So, being peeved by the repeated spamming of a specific sender that always includes :
<no-reply@deltrino.duckdns.org >
I have put that in the blocked sender function, yet they keep pouring in. What am I doing wrong? I am getting the exact same amount of their crapmail coming in daily … sigh
Well, there are several addresses that can be considered the address an email message is from.
In the SMTP conversation between servers, the sending server will issue a “MAIL FROM: < soandso@somewhere.domain >”
In the headers of the email there are several headers that describe the sender. The one you see in your mail client is the “From:” header.

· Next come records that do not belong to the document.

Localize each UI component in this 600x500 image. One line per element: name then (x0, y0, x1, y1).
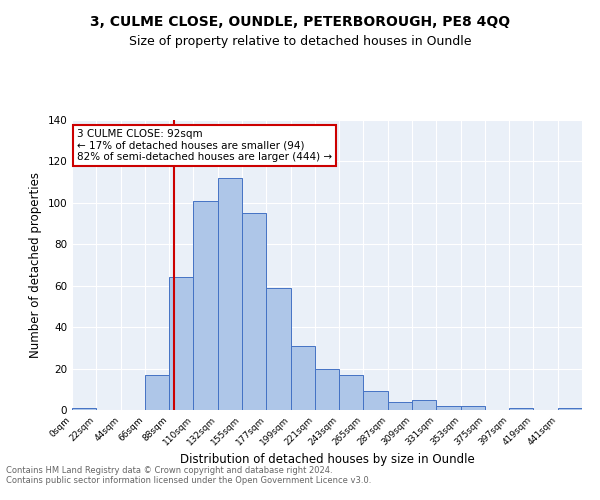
Text: Contains HM Land Registry data © Crown copyright and database right 2024.
Contai: Contains HM Land Registry data © Crown c… (6, 466, 371, 485)
X-axis label: Distribution of detached houses by size in Oundle: Distribution of detached houses by size … (179, 452, 475, 466)
Text: Size of property relative to detached houses in Oundle: Size of property relative to detached ho… (129, 35, 471, 48)
Bar (242, 213, 266, 410)
Bar (436, 406, 461, 410)
Bar (315, 368, 339, 410)
Bar (339, 375, 364, 410)
Bar (558, 408, 582, 410)
Bar (461, 406, 485, 410)
Bar (364, 392, 388, 410)
Bar (218, 178, 242, 410)
Bar (72, 408, 96, 410)
Text: 3 CULME CLOSE: 92sqm
← 17% of detached houses are smaller (94)
82% of semi-detac: 3 CULME CLOSE: 92sqm ← 17% of detached h… (77, 128, 332, 162)
Bar (169, 278, 193, 410)
Bar (145, 375, 169, 410)
Bar (509, 408, 533, 410)
Text: 3, CULME CLOSE, OUNDLE, PETERBOROUGH, PE8 4QQ: 3, CULME CLOSE, OUNDLE, PETERBOROUGH, PE… (90, 15, 510, 29)
Y-axis label: Number of detached properties: Number of detached properties (29, 172, 42, 358)
Bar (290, 346, 315, 410)
Bar (193, 201, 218, 410)
Bar (388, 402, 412, 410)
Bar (266, 288, 290, 410)
Bar (412, 400, 436, 410)
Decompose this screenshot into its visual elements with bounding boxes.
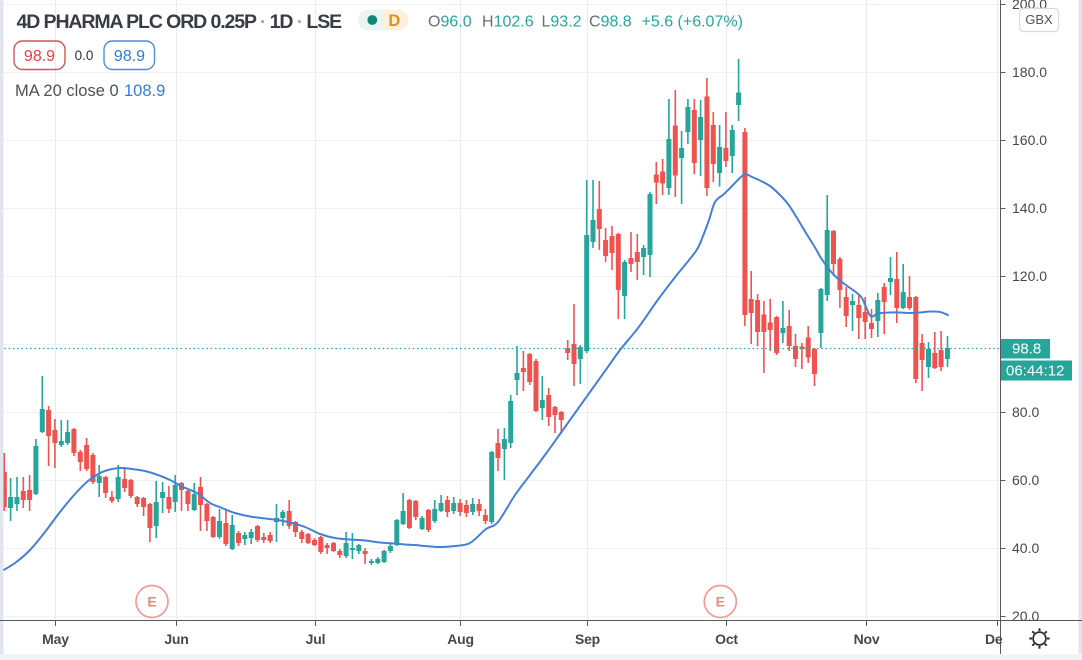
svg-text:06:44:12: 06:44:12 bbox=[1006, 363, 1064, 380]
svg-text:98.8: 98.8 bbox=[1012, 341, 1041, 358]
svg-text:+5.6 (+6.07%): +5.6 (+6.07%) bbox=[642, 14, 743, 31]
svg-text:H102.6: H102.6 bbox=[482, 14, 534, 31]
svg-text:GBX: GBX bbox=[1025, 12, 1053, 27]
svg-text:40.0: 40.0 bbox=[1012, 540, 1039, 556]
svg-text:Sep: Sep bbox=[575, 631, 600, 647]
svg-text:140.0: 140.0 bbox=[1012, 200, 1047, 216]
svg-text:Jun: Jun bbox=[164, 631, 188, 647]
svg-text:Aug: Aug bbox=[447, 631, 474, 647]
svg-text:20.0: 20.0 bbox=[1012, 608, 1039, 624]
svg-text:Jul: Jul bbox=[306, 631, 326, 647]
svg-text:108.9: 108.9 bbox=[124, 82, 165, 100]
svg-text:80.0: 80.0 bbox=[1012, 404, 1039, 420]
svg-text:Oct: Oct bbox=[715, 631, 738, 647]
svg-text:Dec: Dec bbox=[985, 631, 1010, 647]
svg-text:C98.8: C98.8 bbox=[589, 14, 632, 31]
svg-text:98.9: 98.9 bbox=[24, 48, 55, 65]
svg-text:120.0: 120.0 bbox=[1012, 268, 1047, 284]
svg-text:160.0: 160.0 bbox=[1012, 132, 1047, 148]
svg-text:May: May bbox=[42, 631, 69, 647]
svg-text:180.0: 180.0 bbox=[1012, 64, 1047, 80]
svg-text:L93.2: L93.2 bbox=[542, 14, 582, 31]
svg-text:E: E bbox=[147, 594, 156, 610]
svg-text:D: D bbox=[388, 12, 400, 30]
svg-text:Nov: Nov bbox=[854, 631, 880, 647]
svg-text:E: E bbox=[716, 594, 725, 610]
svg-text:4D PHARMA PLC ORD 0.25P · 1D ·: 4D PHARMA PLC ORD 0.25P · 1D · LSE bbox=[17, 11, 343, 33]
svg-text:O96.0: O96.0 bbox=[428, 14, 472, 31]
svg-text:98.9: 98.9 bbox=[114, 48, 145, 65]
svg-text:60.0: 60.0 bbox=[1012, 472, 1039, 488]
svg-text:MA 20 close 0: MA 20 close 0 bbox=[15, 82, 119, 100]
svg-text:0.0: 0.0 bbox=[75, 48, 94, 63]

For various reasons involving the SMTP protocol, none of these addresses need to match.
So, in regard to your current problem, the question is which of these is Earthlink using when they apply your blocklist. The easiest one to use is the envelope sender. That’s because it’s sent at the beginning of the SMTP conversation, and if you can block then, you can save your mail server’s resources. Aside from that, it’s possible to structure the “From:” header so that it’s really difficult to parse.

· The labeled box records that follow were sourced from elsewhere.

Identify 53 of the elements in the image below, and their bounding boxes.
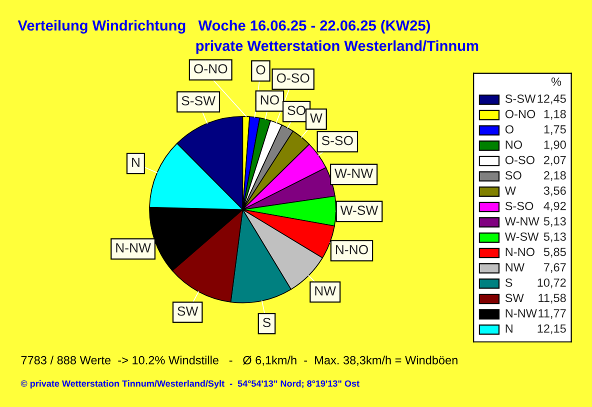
slice-label: NO bbox=[260, 95, 279, 105]
legend-label: S-SO bbox=[505, 202, 534, 210]
data-label: 5,13 bbox=[544, 217, 566, 227]
data-label: 5,85 bbox=[544, 248, 566, 258]
chart-title: Verteilung Windrichtung Woche 16.06.25 - 22.06.25 (KW25) bbox=[18, 20, 430, 34]
legend-label: NO bbox=[506, 140, 522, 149]
legend-label: O-NO bbox=[505, 110, 536, 118]
legend-label: O-SO bbox=[505, 156, 534, 164]
legend-label: N bbox=[506, 324, 512, 333]
data-label: 1,18 bbox=[544, 110, 566, 120]
legend-label: SO bbox=[505, 171, 522, 180]
slice-label: SO bbox=[288, 106, 306, 116]
slice-label: N-NO bbox=[336, 244, 368, 254]
slice-label: SW bbox=[178, 306, 198, 316]
legend-label: S bbox=[505, 278, 512, 287]
data-label: 10,72 bbox=[538, 278, 566, 288]
legend-label: W-NW bbox=[504, 217, 540, 226]
slice-label: S bbox=[262, 318, 271, 328]
legend-label: N-NO bbox=[506, 248, 534, 256]
legend-label: NW bbox=[506, 263, 524, 272]
data-label: 11,77 bbox=[538, 309, 566, 319]
legend-label: SW bbox=[505, 294, 524, 302]
data-label: 3,56 bbox=[544, 186, 566, 196]
legend-label: S-SW bbox=[505, 94, 536, 103]
data-label: 1,90 bbox=[544, 140, 566, 150]
slice-label: W bbox=[310, 114, 322, 123]
slice-label: O-SO bbox=[276, 73, 310, 83]
slice-label: S-SW bbox=[182, 96, 216, 106]
legend-label: W bbox=[504, 186, 516, 195]
legend-label: N-NW bbox=[506, 309, 537, 318]
text: © private Wetterstation Tinnum/Westerland/Sylt - 54°54'13" Nord; 8°19'13" Ost bbox=[20, 380, 360, 389]
data-label: 5,13 bbox=[544, 232, 566, 242]
chart-subtitle: private Wetterstation Westerland/Tinnum bbox=[196, 40, 478, 54]
data-label: 11,58 bbox=[538, 294, 566, 304]
slice-label: O bbox=[256, 65, 266, 74]
data-label: 12,15 bbox=[538, 324, 566, 334]
slice-label: O-NO bbox=[194, 64, 228, 74]
slice-label: W-SW bbox=[340, 206, 378, 215]
slice-label: N bbox=[132, 158, 140, 167]
slice-label: S-SO bbox=[322, 136, 353, 146]
text: 7783 / 888 Werte -> 10.2% Windstille - Ø 6,1km/h - Max. 38,3km/h = Windböen bbox=[21, 356, 458, 366]
data-label: 1,75 bbox=[544, 125, 566, 135]
data-label: 12,45 bbox=[538, 94, 566, 104]
data-label: 2,07 bbox=[544, 156, 566, 166]
slice-label: N-NW bbox=[116, 243, 151, 252]
slice-label: NW bbox=[315, 286, 336, 296]
data-label: 4,92 bbox=[544, 202, 566, 212]
slice-label: W-NW bbox=[334, 168, 374, 178]
legend-label: W-SW bbox=[504, 232, 539, 241]
legend-title: % bbox=[551, 78, 562, 86]
data-label: 7,67 bbox=[544, 263, 566, 273]
legend-label: O bbox=[505, 125, 514, 134]
data-label: 2,18 bbox=[544, 171, 566, 181]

So, my guess is that either Earthlink is trying to apply your block at the envelope-sender point in the conversation rather than when performing anti-spam scanning on the message later, or the From header is constructed in a weird way that’s preventing a match when they do their scanning. If you know how to view the headers in their webmail client (usually a link saying something like “view raw message” or “view message source”), you may be able to figure it out. The “From:” header will be in there, you might be able to figure out how to match the sender. It’s also possible to log the envelope-sender in one of the headers (the email product I support allows you to do it), so that might be in there, too.
Ah, definitely above my paygrade … I do have a buddy who is way better at computer-fu than I, so it looks like I will have to invite him over for a training and dinner session so I will know how to do it in the future. Looks like once I learn how to do it, I can ‘train’ my webmail to sort things a bit better =)
Yeah, you have to look at the whole header.
Note that a dyn dns address like duckdns.org is just another alias for the actual machine. Which might be known as denver123somemorejunk.comcast.net (or some such) in a sort of “official” sense. So Earthlink might think the email is actually from no-reply@ denver123somemorejunk.comcast.net.
Furthermore, since they are likely using bots the next email you get from them might actually be sent by reno911otherjunk.att.com.
Look for other options than just “From:” in the blocking filters.
duckdns.org is one of the blocked domains on MY earthlink acct and my spam filter works fine.
Do the entire domain not the specified email address.
I did the entire domain and it didn’t work so I tried the specific return to address and that is pretty much the extent of my computer-fu sigh and my spam report is still full of duckdns.org.